Cash flow is a financial term real estate investors should understand. Most property investors make their biggest mistakes by not forecasting cash flow properly. Cash flow is the profit remaining after all expenses have been deducted. One of the most common errors real estate investors make is underestimating the expenses associated with rental homes.

What is cash flow?

When calculating cash flow, the PITI formula is used. This acronym stands for principal, interest, taxes and insurance. These are the four components of a mortgage payment that should be allocated as debts when calculating cash flow. The often overlooked expense is maintenance.

Maintenance costs can turn a positive cash flow into a negative cash flow with one unexpected repair. Replacement costs for big ticket items such as air conditioners or a leaking roof can consume budgets and eat up cash flow. Investors have to dip into savings or use profits from another real estate investment to cover the negative cash flow.

It is a good idea to estimate seven to ten percent for routine maintenance when determining cash flow. Investors should also budget eight to twelve percent for a property management company. This expense can be eliminated if the investor lives nearby and can handle small repair jobs. Handling the repair work on their own can increase profit margins and yield a positive cash flow.

Investors who buy homes as rental properties make another investing mistake by setting rent prices too high. The house can remain vacant for months until a tenant is found. This is particularly true if the rent amount is in the middle to high average of other rental homes in the area.

Negative cash flow is generated each month the rental is unoccupied. This cuts into profit margins for the year. It isn’t worth holding out for a higher monthly rent if the unit remains unoccupied for several months.

Cash flow deficits can be eliminated once the property is rented. Charge a lower rent to attract tenants. Increase the rent at each lease renewal until the property is renting at the price you want.

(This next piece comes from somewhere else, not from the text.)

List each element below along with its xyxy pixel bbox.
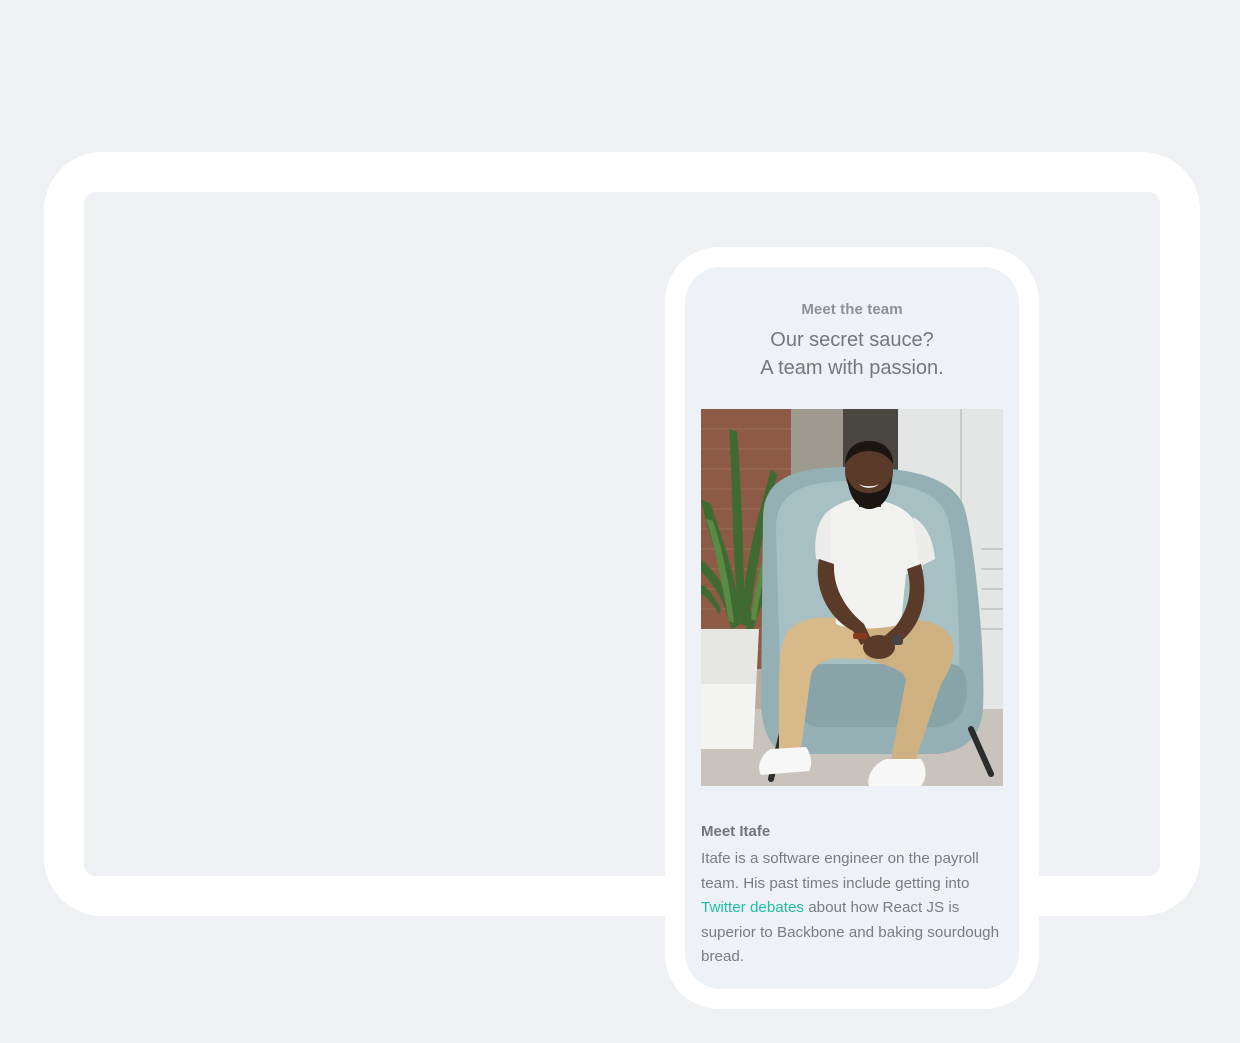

Most tenants won’t want to go through the expense of moving once they live in the home. They would rather pay the increase in rent. This keeps a steady incoming cash flow for your rental properties.

Cash flow can mean the difference between success and failure for your real estate investment business. Plan your expenses wisely. Don’t project too high of a return on your property investments; otherwise it will cut into your cash flow. A sure profit in hand is always better than the chance at a higher profit later.